Phobias can be a tricky thing. Don’t know how or where I got them from but I have two that really seem to sometimes dictate my life. I am the victim of claustrophobia and acrophobia. Doesn’t seem to be a problem until I get into large crowds or I’m on top of a very high building. It is hard to describe the feeling when the phobia takes hold of you. Your mind tells you to relax and focus on your breath. But your body tells you that you are trapped or you need to jump to dispel the fear.I recently had a bout with claustrophobia and not only was it incredibly uncomfortable but also made me angry that I wasn’t able to control the fear. A panic attack set in and I was anxious and scared. For years I have been practicing yoga which continues to tell you to find your breath when you feel tense or not in control. So you would think after practicing yoga since 1971 I would have it down but the mind and the emotions are very powerful vehicles and they can win over even the best intentions.

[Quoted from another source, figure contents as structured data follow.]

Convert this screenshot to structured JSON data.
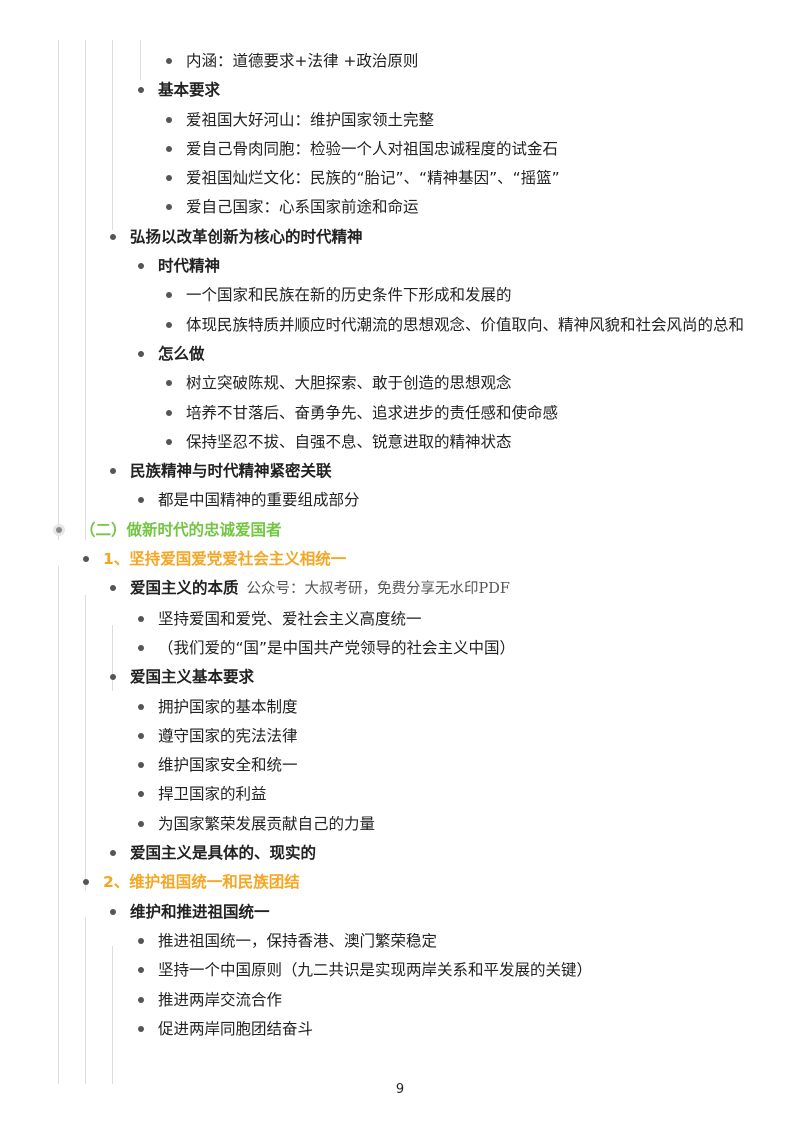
{
  "items": [
    {
      "level": 4,
      "text": "内涵：道德要求+法律 +政治原则"
    },
    {
      "level": 3,
      "text": "基本要求",
      "bold": true
    },
    {
      "level": 4,
      "text": "爱祖国大好河山：维护国家领土完整"
    },
    {
      "level": 4,
      "text": "爱自己骨肉同胞：检验一个人对祖国忠诚程度的试金石"
    },
    {
      "level": 4,
      "text": "爱祖国灿烂文化：民族的“胎记”、“精神基因”、“摇篮”"
    },
    {
      "level": 4,
      "text": "爱自己国家：心系国家前途和命运"
    },
    {
      "level": 2,
      "text": "弘扬以改革创新为核心的时代精神",
      "bold": true
    },
    {
      "level": 3,
      "text": "时代精神",
      "bold": true
    },
    {
      "level": 4,
      "text": "一个国家和民族在新的历史条件下形成和发展的"
    },
    {
      "level": 4,
      "text": "体现民族特质并顺应时代潮流的思想观念、价值取向、精神风貌和社会风尚的总和"
    },
    {
      "level": 3,
      "text": "怎么做",
      "bold": true
    },
    {
      "level": 4,
      "text": "树立突破陈规、大胆探索、敢于创造的思想观念"
    },
    {
      "level": 4,
      "text": "培养不甘落后、奋勇争先、追求进步的责任感和使命感"
    },
    {
      "level": 4,
      "text": "保持坚忍不拔、自强不息、锐意进取的精神状态"
    },
    {
      "level": 2,
      "text": "民族精神与时代精神紧密关联",
      "bold": true
    },
    {
      "level": 3,
      "text": "都是中国精神的重要组成部分"
    },
    {
      "level": 0,
      "text": "（二）做新时代的忠诚爱国者",
      "bold": true,
      "color": "#73c543"
    },
    {
      "level": 1,
      "text": "1、坚持爱国爱党爱社会主义相统一",
      "bold": true,
      "color": "#f5a623"
    },
    {
      "level": 2,
      "text": "爱国主义的本质",
      "bold": true,
      "note": "公众号：大叔考研，免费分享无水印PDF"
    },
    {
      "level": 3,
      "text": "坚持爱国和爱党、爱社会主义高度统一"
    },
    {
      "level": 3,
      "text": "（我们爱的“国”是中国共产党领导的社会主义中国）"
    },
    {
      "level": 2,
      "text": "爱国主义基本要求",
      "bold": true
    },
    {
      "level": 3,
      "text": "拥护国家的基本制度"
    },
    {
      "level": 3,
      "text": "遵守国家的宪法法律"
    },
    {
      "level": 3,
      "text": "维护国家安全和统一"
    },
    {
      "level": 3,
      "text": "捍卫国家的利益"
    },
    {
      "level": 3,
      "text": "为国家繁荣发展贡献自己的力量"
    },
    {
      "level": 2,
      "text": "爱国主义是具体的、现实的",
      "bold": true
    },
    {
      "level": 1,
      "text": "2、维护祖国统一和民族团结",
      "bold": true,
      "color": "#f5a623"
    },
    {
      "level": 2,
      "text": "维护和推进祖国统一",
      "bold": true
    },
    {
      "level": 3,
      "text": "推进祖国统一，保持香港、澳门繁荣稳定"
    },
    {
      "level": 3,
      "text": "坚持一个中国原则（九二共识是实现两岸关系和平发展的关键）"
    },
    {
      "level": 3,
      "text": "推进两岸交流合作"
    },
    {
      "level": 3,
      "text": "促进两岸同胞团结奋斗"
    }
  ],
  "page_number": "9"
}
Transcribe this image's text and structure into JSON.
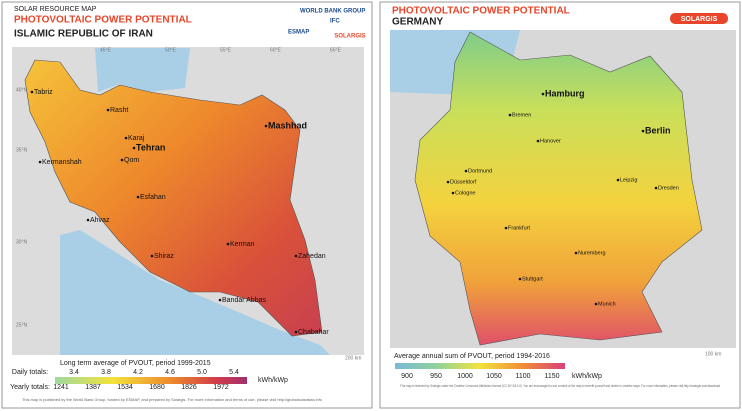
{
  "left": {
    "kicker": "SOLAR RESOURCE MAP",
    "title": "PHOTOVOLTAIC POWER POTENTIAL",
    "country": "ISLAMIC REPUBLIC OF IRAN",
    "logos": [
      "WORLD BANK GROUP",
      "ESMAP",
      "IFC",
      "SOLARGIS"
    ],
    "grid_labels": [
      "45°E",
      "50°E",
      "55°E",
      "60°E",
      "65°E",
      "40°N",
      "35°N",
      "30°N",
      "25°N"
    ],
    "cities": [
      "Tabriz",
      "Rasht",
      "Karaj",
      "Tehran",
      "Mashhad",
      "Qom",
      "Kermanshah",
      "Esfahan",
      "Ahvaz",
      "Shiraz",
      "Kerman",
      "Zahedan",
      "Bandar Abbas",
      "Chabahar"
    ],
    "legend": {
      "title": "Long term average of PVOUT, period 1999-2015",
      "daily_label": "Daily totals:",
      "daily": [
        3.4,
        3.8,
        4.2,
        4.6,
        5.0,
        5.4
      ],
      "daily_labels": [
        "3.4",
        "3.8",
        "4.2",
        "4.6",
        "5.0",
        "5.4"
      ],
      "yearly_label": "Yearly totals:",
      "yearly": [
        1241,
        1387,
        1534,
        1680,
        1826,
        1972
      ],
      "unit": "kWh/kWp"
    },
    "scale": "200 km",
    "footer": "This map is published by the World Bank Group, funded by ESMAP, and prepared by Solargis. For more information and terms of use, please visit http://globalsolaratlas.info"
  },
  "right": {
    "title": "PHOTOVOLTAIC POWER POTENTIAL",
    "country": "GERMANY",
    "logo": "SOLARGIS",
    "cities": [
      "Hamburg",
      "Bremen",
      "Berlin",
      "Hanover",
      "Dortmund",
      "Düsseldorf",
      "Cologne",
      "Leipzig",
      "Dresden",
      "Frankfurt",
      "Nuremberg",
      "Stuttgart",
      "Munich"
    ],
    "legend": {
      "title": "Average annual sum of PVOUT, period 1994-2016",
      "values": [
        900,
        950,
        1000,
        1050,
        1100,
        1150
      ],
      "unit": "kWh/kWp"
    },
    "scale": "100 km",
    "footer": "This map is licensed by Solargis under the Creative Commons Attribution license (CC BY SA 4.0). You are encouraged to use content of the map to benefit yourself and others in creative ways. For more information, please visit http://solargis.com/download"
  }
}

Don’t put me in the back of a van filled with people or on top a building next to the ledge. Working on many sets I have been in both of those situations. I see it coming and I figure out a way to go around it. To somehow avoid the uncomfortable. To not have to face it head on and deal with an undesirable outcome. With the fear of heights it’s not the height that is the problem. It’s wanting to jump that is what paralyzes me. I know to someone who doesn’t suffer from this phobia it sounds ridiculous. But to someone that does it is all too real.
Which brings me to how life can unfold. How fear can be paralyzing even when every intention is to be strong and brave. I’ve read where people overcome some of the worst situations and live to tell. And although the phobias are no where near as painful or as dangerous they still can strip you of any attempt to control your emotional strife.
Do I have a solution for how I can control myself when it starts to take hold of me? No. But I can figure out a way to take care of myself in order to bring my heart rate back to normal. And with things in life that can be overwhelming or fearful I have to go back to the breath and find a way to take care of myself as well. I need to have the integrity to stop and listen to what my heart is telling me. To know that I can escape any situation if I put my mind to it. And to know that other people have the same fears as I do. Doesn’t matter where they come from or how old they are or whether they are a man or a woman.
I may not like being caught in the middle of a huge crowd but I do like being among people. I may not like being on top of that high building but I sure do like the view when there is a beautiful sunset to see.
So as Alexi Murdock sings, “Your life is here, no eleventh hour reprieve. Don’t forget to breathe. Keep your head above water, but don’ t forget to breath. Just breathe….breathe.”